Interestingly, whereas the Δν profiles are almost linear with a convex shape near the acyl-chain/glycerol backbone interface, the profile of ɛ has a concave shape. This shape of the ɛ-profile is in agreement with what one would intuitively expect on the basis of the charge density profile of a phosphatidylcholine bilayer (White and Wimley, 1998): a relatively low polarity in the center of the hydrophobic bilayer part (given by ɛ_c), and a sigmoidal transition over the acyl-chain/glycerol backbone interface (given by ɛ_i) to a higher polarity in the polar headgroup region. There is only a small difference in the Δν profile for bilayers of 18:1 PC as compared to DOPC/DOPG. For the ɛ-profile a small difference shows up at the acyl-chain/glycerol backbone interface, the ɛ-values being larger for the DOPC/DOPG system, as would be expected based on the higher polarity of its headgroup region. It should be noted that the plots in Fig. 7 are limited to the distance region covering the hydrophobic core of the bilayer, which only reflects the first phase of the sigmoidal transition.

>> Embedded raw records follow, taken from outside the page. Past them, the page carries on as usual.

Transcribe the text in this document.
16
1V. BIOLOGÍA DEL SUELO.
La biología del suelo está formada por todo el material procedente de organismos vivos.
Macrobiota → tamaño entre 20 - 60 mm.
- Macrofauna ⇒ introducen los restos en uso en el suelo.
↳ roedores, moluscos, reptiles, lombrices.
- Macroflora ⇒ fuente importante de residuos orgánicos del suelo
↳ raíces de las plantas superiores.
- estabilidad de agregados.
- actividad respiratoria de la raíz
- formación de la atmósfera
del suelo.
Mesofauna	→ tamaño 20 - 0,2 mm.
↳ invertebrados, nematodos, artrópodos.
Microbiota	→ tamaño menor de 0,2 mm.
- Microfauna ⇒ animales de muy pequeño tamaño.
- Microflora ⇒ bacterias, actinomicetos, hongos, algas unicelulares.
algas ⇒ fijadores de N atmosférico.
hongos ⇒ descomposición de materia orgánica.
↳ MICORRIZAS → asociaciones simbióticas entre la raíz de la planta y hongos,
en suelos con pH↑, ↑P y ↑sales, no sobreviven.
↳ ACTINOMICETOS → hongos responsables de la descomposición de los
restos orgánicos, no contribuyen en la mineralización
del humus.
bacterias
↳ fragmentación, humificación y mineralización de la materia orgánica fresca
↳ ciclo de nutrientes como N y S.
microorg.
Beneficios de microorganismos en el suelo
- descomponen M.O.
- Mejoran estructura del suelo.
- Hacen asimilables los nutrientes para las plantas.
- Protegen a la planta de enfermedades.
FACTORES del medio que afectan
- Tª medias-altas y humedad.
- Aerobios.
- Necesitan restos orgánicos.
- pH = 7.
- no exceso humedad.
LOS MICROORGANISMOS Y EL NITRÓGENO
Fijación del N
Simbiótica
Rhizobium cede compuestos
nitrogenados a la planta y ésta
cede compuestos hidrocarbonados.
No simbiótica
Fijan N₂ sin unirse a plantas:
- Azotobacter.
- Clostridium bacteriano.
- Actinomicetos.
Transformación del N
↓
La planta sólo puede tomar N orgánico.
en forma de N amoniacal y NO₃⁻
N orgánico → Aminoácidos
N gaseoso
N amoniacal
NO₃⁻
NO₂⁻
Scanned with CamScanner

Values for ɛ at specific positions in the bilayer are collected in Table 4. For all PC systems studied, the value of the dielectric constant in the center of the bilayer (ɛ_c) is fairly constant, giving an average value of 4.0. A similar value (3.7) is found in the DOPC/DOPG system, indicating that for the lipid systems studied, the physical properties of the headgroup region and bilayer thickness do not strongly affect the dielectric constant in the bilayer center. These values are in agreement with values of 2–3 that are often reported in the literature (Elston et al., 1998; White and Wimley, 1998; Bechor and Ben-Tal, 2001). The average value of the dielectric constant at the acyl-chain/glycerol backbone interface (ɛ_i) turns out to be 12.4 for the PC systems and 18.6 for the DOPC/DOPG system. These values are in agreement with reported values of 10 and 30 for ester group region and headgroup/water interface, respectively (Petrov, 2001).

TABLE 4.

Calculated values of the dielectric constant ɛ at the center of the bilayer (ɛ_c at d = 0) and at the acyl-chain/glycerol backbone interface (ɛ_i at d = ½d_h) for various lipid systems of different headgroup and chain lengths using the parameter values given in Fig. 7

Lipid	ɛc (±0.1)*	ɛi (±0.5)*
20:1 PC	3.9	12.0
18:1 PC	3.7	14.0
16:1 PC	4.2	11.7
14:1 PC	4.1	11.8
Average	4.0	12.4
DOPC/DOPG	3.7	18.6

^*Errors follow from uncertainty in R (6.5 Å ≤ R ≤ 9.5 Å).

CONCLUSIONS

In this article we have shown that site-directed fluorescence labeling of a helical transmembrane protein in combination with a quantitative formalism provides detailed information about the protein topology: the relative position of the protein in the bilayer as well as its tilt and orientation can be obtained and studied under various conditions. In addition, our analysis offers a detailed picture of the dielectric constant profile of the hydrophobic domain of the bilayer. The tilt angle of the transmembrane α-helix of the M13 coat protein increases with decreasing hydrophobic thickness of the bilayer, showing a mechanism for the protein to accommodate to mismatch situations. The consistency of the fits to our data indicates that the applied cysteine-scanning mutagenesis method with AEDANS labeling in combination with a reasonably large library of mutants offers a reliable description of the protein as well as the bilayer. Although the mutagenesis in combination with chemical modification by labeling will have effects on the protein-lipid interaction, in most cases the consequences are probably small and do not affect the overall conclusions about the protein topology. Also the spacer link between the protein and AEDANS label is long enough to monitor the local polarity of the lipid environment and not that of the amino-acid residues of the protein, and short enough to have the topology of the protein imposing on the fluorescence properties of the AEDANS label. In conclusion, site-directed fluorescence labeling offers a powerful tool to determine the topology of proteins in model membranes. The wealth of structure information that comes out, although of a low resolution, will enable geometry constraints to future molecular modeling and molecular dynamics studies.